Lovely, thank you!
For anyone watching / the future / my future self, here’s the final thing for now:
{
{$CADDY_GLOBAL_OPTIONS}
admin localhost:{$CADDY_SERVER_ADMIN_PORT}
frankenphp {
worker "{$APP_PUBLIC_PATH}/frankenphp-worker.php" {$CADDY_SERVER_WORKER_COUNT}
}
}
{$CADDY_SERVER_SERVER_NAME} {
log {
level {$CADDY_SERVER_LOG_LEVEL}
# Redact the authorization query parameter that can be set by Mercure...
format filter {
wrap {$CADDY_SERVER_LOGGER}
fields {
uri query {
replace authorization REDACTED
}
}
}
}
route {
root * "{$APP_PUBLIC_PATH}"
encode zstd br gzip
# Mercure configuration is injected here...
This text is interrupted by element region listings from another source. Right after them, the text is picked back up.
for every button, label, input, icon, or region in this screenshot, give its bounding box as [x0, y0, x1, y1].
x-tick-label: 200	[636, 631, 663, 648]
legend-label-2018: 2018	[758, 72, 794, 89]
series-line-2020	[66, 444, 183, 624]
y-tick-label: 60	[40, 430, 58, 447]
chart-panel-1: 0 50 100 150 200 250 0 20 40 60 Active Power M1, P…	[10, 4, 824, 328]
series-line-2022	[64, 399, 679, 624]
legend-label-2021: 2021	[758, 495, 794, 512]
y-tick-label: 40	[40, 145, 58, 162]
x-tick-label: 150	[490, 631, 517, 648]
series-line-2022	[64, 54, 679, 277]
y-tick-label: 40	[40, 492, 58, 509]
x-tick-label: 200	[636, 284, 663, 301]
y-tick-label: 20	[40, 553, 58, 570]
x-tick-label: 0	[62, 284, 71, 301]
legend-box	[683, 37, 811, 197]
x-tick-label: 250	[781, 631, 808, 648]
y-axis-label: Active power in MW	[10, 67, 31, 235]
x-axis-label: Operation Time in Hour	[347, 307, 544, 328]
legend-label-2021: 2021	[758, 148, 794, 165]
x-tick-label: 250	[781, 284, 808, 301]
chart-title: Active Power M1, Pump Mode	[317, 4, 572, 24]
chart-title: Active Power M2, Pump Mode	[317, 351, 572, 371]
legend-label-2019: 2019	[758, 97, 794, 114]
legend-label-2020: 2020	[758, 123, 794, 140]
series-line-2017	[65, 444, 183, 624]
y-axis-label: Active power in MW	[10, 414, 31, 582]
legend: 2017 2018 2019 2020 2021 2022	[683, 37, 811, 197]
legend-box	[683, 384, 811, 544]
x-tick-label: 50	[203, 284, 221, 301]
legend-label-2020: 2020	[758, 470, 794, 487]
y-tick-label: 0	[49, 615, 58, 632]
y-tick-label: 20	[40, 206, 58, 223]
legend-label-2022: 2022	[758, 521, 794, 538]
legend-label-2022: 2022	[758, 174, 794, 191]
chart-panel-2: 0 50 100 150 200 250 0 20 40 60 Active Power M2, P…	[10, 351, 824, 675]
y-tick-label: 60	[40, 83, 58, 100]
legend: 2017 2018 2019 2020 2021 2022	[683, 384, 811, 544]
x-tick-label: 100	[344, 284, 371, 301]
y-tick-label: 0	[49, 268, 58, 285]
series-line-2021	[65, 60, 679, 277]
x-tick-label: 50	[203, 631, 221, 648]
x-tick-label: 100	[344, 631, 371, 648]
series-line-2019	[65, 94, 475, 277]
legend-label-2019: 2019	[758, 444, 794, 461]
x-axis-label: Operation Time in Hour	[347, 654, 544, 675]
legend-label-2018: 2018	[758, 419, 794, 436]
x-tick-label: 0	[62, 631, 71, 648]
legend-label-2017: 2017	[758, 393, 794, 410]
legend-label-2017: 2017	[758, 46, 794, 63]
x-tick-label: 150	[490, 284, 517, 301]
{$CADDY_SERVER_EXTRA_DIRECTIVES}
@static {
file
path *.js *.css *.jpg *.jpeg *.gif *.png *.ico *.cur *.gz *.svg *.svgz *.mp4 *.mp3 *.ogg *.ogv *.webm *.htc *.woff2 *.woff
}
@staticshort {
file
path *.json *.xml *.rss
}
# 1 year, similar to h5bp nginx config
header @static Cache-Control "public, immutable, stale-while-revalidate, max-age=31536000"
# 1 hour max, gets validated with the origin server
# https://developer.mozilla.org/en-US/docs/Web/HTTP/Headers/Cache-Control#no-cache
header @staticshort Cache-Control "no-cache, max-age=3600"
# Restrict access to dot files and certain file extensions
@rejected `path('*.bak', '*.conf', '*.dist', '*.fla', '*.ini', '*.inc', '*.inci', '*.log', '*.orig', '*.psd', '*.sh', '*.sql', '*.swo', '*.swp', '*.swop', '*/.*') && !path('*/.well-known/')`
error @rejected 401
php_server {
index frankenphp-worker.php
# Required for the public/storage/ directory...
resolve_root_symlink
}
}
}
This gets (not totally but pretty close) on par to caching + secure file access to H5BP’s nginx configuration.